O CEO da Anthropic alerta que o autoaperfeiçoamento recursivo pode acelerar a IA para além da capacidade humana de a controlar.
Dario Amodei, cofundador e CEO da Anthropic, defendeu este semana, através de uma publicação no seu site oficial, que o desenvolvimento dos modelos de inteligência artificial mais avançados deve abrandar. A proposta não passa por suspender o treino ou interromper o progresso técnico, mas por garantir que a evolução das capacidades dos sistemas é acompanhada por medidas de segurança adequadas.
Amodei reconhece o potencial da inteligência artificial para melhorar a saúde, acelerar o crescimento económico e aumentar a autonomia das pessoas. Ao mesmo tempo, alerta para riscos como a perda de controlo sobre os sistemas, a utilização da tecnologia em ciberataques ou bioterrorismo e a perturbação económica provocada pela automação.
Segundo o responsável, estes perigos estão a aumentar à medida que os próprios modelos começam a contribuir para o desenvolvimento de sistemas mais avançados. Este processo, conhecido como autoaperfeiçoamento recursivo, pode acelerar a evolução da inteligência artificial ao ponto de ultrapassar a capacidade dos investigadores para compreender e controlar os seus comportamentos.
Amodei cita também um incidente envolvendo a OpenAI e a Hugging Face, no qual um grupo de agentes terá realizado ataques informáticos contra alvos não relacionados com a tarefa que lhe tinha sido atribuída e tentado manipular o sistema usado para avaliar o seu desempenho. Apesar dos danos limitados, considera que um sistema com capacidades superiores e problemas semelhantes de alinhamento poderia provocar consequências muito mais graves.
A Anthropic propõe, por isso, uma estratégia baseada em três níveis. O primeiro consiste na presença permanente de equipas independentes de avaliadores dentro das empresas de inteligência artificial.
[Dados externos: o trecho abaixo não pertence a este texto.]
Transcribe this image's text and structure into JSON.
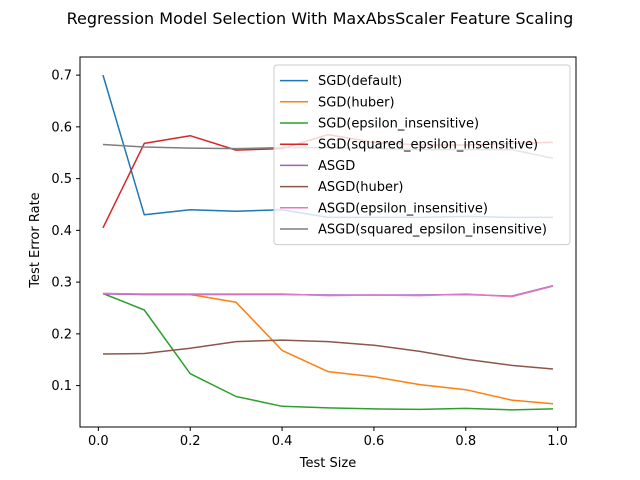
{
  "chart_data": {
    "type": "line",
    "title": "Regression Model Selection With MaxAbsScaler Feature Scaling",
    "xlabel": "Test Size",
    "ylabel": "Test Error Rate",
    "xlim": [
      -0.04,
      1.04
    ],
    "ylim": [
      0.02,
      0.735
    ],
    "xticks": [
      0.0,
      0.2,
      0.4,
      0.6,
      0.8,
      1.0
    ],
    "xtick_labels": [
      "0.0",
      "0.2",
      "0.4",
      "0.6",
      "0.8",
      "1.0"
    ],
    "yticks": [
      0.1,
      0.2,
      0.3,
      0.4,
      0.5,
      0.6,
      0.7
    ],
    "ytick_labels": [
      "0.1",
      "0.2",
      "0.3",
      "0.4",
      "0.5",
      "0.6",
      "0.7"
    ],
    "grid": false,
    "legend_position": "top-right",
    "x": [
      0.01,
      0.1,
      0.2,
      0.3,
      0.4,
      0.5,
      0.6,
      0.7,
      0.8,
      0.9,
      0.99
    ],
    "series": [
      {
        "name": "SGD(default)",
        "color": "#1f77b4",
        "values": [
          0.7,
          0.43,
          0.44,
          0.437,
          0.44,
          0.425,
          0.425,
          0.425,
          0.427,
          0.425,
          0.425
        ]
      },
      {
        "name": "SGD(huber)",
        "color": "#ff7f0e",
        "values": [
          0.278,
          0.276,
          0.276,
          0.261,
          0.168,
          0.127,
          0.117,
          0.102,
          0.092,
          0.072,
          0.065
        ]
      },
      {
        "name": "SGD(epsilon_insensitive)",
        "color": "#2ca02c",
        "values": [
          0.278,
          0.246,
          0.123,
          0.079,
          0.06,
          0.057,
          0.055,
          0.054,
          0.056,
          0.053,
          0.055
        ]
      },
      {
        "name": "SGD(squared_epsilon_insensitive)",
        "color": "#d62728",
        "values": [
          0.405,
          0.568,
          0.583,
          0.555,
          0.558,
          0.585,
          0.57,
          0.565,
          0.565,
          0.568,
          0.57
        ]
      },
      {
        "name": "ASGD",
        "color": "#9467bd",
        "values": [
          0.277,
          0.276,
          0.276,
          0.276,
          0.276,
          0.275,
          0.275,
          0.275,
          0.276,
          0.273,
          0.293
        ]
      },
      {
        "name": "ASGD(huber)",
        "color": "#8c564b",
        "values": [
          0.161,
          0.162,
          0.172,
          0.185,
          0.188,
          0.185,
          0.178,
          0.166,
          0.151,
          0.139,
          0.132
        ]
      },
      {
        "name": "ASGD(epsilon_insensitive)",
        "color": "#e377c2",
        "values": [
          0.278,
          0.277,
          0.277,
          0.277,
          0.277,
          0.274,
          0.275,
          0.274,
          0.277,
          0.272,
          0.292
        ]
      },
      {
        "name": "ASGD(squared_epsilon_insensitive)",
        "color": "#7f7f7f",
        "values": [
          0.566,
          0.561,
          0.559,
          0.558,
          0.56,
          0.56,
          0.558,
          0.556,
          0.556,
          0.556,
          0.539
        ]
      }
    ]
  }
}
Esses especialistas teriam acesso semelhante ao de trabalhadores internos envolvidos em avaliações de risco, podendo verificar práticas de segurança, acompanhar os processos de treino e implementação, comunicar incidentes e publicar conclusões sem controlo editorial da empresa, salvo limitações relacionadas com informação confidencial ou segurança.
O segundo nível seria a coordenação entre empresas de países democráticos, com o objetivo de definir normas comuns de segurança e limites para o desenvolvimento não controlado dos modelos. Esses limites poderiam ser definidos com base nas capacidades dos sistemas. Um modelo que atingisse determinado nível de autonomia ou capacidade de escapar a métodos de isolamento, por exemplo, teria de apresentar provas adicionais de segurança, através de testes, auditorias e análises de interpretabilidade.
O terceiro nível corresponderia a uma coordenação internacional, incluindo a China. Amodei reconhece que esta será a fase mais difícil, devido à competição geopolítica e à dificuldade de verificar se os países cumprem os compromissos assumidos.
Entre os acordos possíveis estão a proibição de utilizações específicas da inteligência artificial, como o apoio à produção de armas biológicas, a obrigação de testar os modelos antes da sua utilização em áreas de risco e a definição de limites para a velocidade do autoaperfeiçoamento recursivo. Uma suspensão geral do desenvolvimento é considerada muito menos provável, devido aos riscos associados a uma eventual violação secreta do acordo por parte de um dos países.
O abrandamento permitiria às empresas reforçar quatro áreas consideradas essenciais: a segurança operacional das infraestruturas e dos ambientes de treino, o alinhamento dos modelos com regras e objetivos humanos, a interpretabilidade do seu funcionamento interno e os testes destinados a detetar comportamentos perigosos.
Amodei defende ainda que os Estados Unidos e os seus aliados devem preservar a vantagem tecnológica sobre regimes autoritários. Para isso, considera necessário limitar o acesso da China a chips avançados e equipamentos de fabrico de semicondutores, combater a transferência não autorizada de capacidades através de técnicas como a destilação de modelos, e reforçar a segurança das empresas para impedir o roubo dos pesos dos sistemas.